It seems apparent that the US won’t meet its Christmas goal of having troops home from Afghanistan. Officials are still talking 2,500 troops being there on January 15, and they are detailing what that will mean to the ongoing war.
Joint Chiefs of Staff Chairman Gen. Mark Milley says that the US will retain two of its main bases in Afghanistan, and will also retain several smaller satellite bases. There is no word of further drawdowns.
Milley, however, seems to be averse to the idea, saying that the troop levels will be up to the incoming Biden Administration.
Plans have reportedly been submitted, based on the troop levels, for how many troops will end up where, and which bases need to be closed. The plans were submitted to Acting Defense Secretary Christopher Miller, with no word from his office on where they’re going from here.
The plan recommends itself for multiple strategic reasons:
1. Sit massively armed right atop of the Silk Road.
2. Forward base against China & Russia.
3. Dissuade Iran’s pan Shia-ism, protecting the fake sheiks.

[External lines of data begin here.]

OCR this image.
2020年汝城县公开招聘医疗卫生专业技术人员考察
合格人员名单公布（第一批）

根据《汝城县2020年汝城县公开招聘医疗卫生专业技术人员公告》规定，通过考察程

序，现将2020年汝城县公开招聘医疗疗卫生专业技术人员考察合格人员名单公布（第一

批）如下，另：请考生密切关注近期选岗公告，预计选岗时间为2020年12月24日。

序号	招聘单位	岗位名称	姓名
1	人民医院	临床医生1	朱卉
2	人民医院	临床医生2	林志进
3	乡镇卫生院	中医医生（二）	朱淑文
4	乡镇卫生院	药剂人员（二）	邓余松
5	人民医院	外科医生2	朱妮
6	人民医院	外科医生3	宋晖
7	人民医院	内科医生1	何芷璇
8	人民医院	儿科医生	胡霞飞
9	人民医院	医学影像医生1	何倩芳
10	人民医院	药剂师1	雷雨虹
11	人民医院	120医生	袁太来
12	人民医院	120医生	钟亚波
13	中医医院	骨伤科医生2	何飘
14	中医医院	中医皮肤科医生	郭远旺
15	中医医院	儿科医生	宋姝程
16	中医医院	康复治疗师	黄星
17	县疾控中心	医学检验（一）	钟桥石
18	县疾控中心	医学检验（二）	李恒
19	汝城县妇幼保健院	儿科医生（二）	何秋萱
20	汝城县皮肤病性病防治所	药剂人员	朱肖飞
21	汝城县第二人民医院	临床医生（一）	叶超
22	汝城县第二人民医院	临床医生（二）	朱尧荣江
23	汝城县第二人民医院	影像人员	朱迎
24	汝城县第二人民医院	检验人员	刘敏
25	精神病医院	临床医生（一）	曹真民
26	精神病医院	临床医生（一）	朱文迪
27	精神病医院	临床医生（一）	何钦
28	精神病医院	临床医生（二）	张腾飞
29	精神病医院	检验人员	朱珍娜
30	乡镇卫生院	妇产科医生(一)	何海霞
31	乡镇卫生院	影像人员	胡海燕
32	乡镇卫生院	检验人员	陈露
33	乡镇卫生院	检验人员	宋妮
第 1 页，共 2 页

4. Dampen Iran’s support for Syria, Hezbollah, and Palestinians.
5. Maintain market for merchants of death.
Notice neither this article nor the Reuters article saw fit to mention what the US has committed to the Taliban regarding troop levels, when we discuss the number of US troops who will be based in Afghanistan going forward (BTW, the promise was “none”).
“19 years of war…has long been stalemated, with neither side able to defeat the other on the battlefield… the United States had ‘achieved a modicum of success’ in Afghanistan.”
Stalemate as success… interesting definition of goals there. Permanent pointless warfare = good.
The long Afghan War has always been about large permanent bases in the region. Nobody with real power much cared about the Afghans, as witness the lame puppet government that was tolerated and used to serve the basing desires that did motivate US power.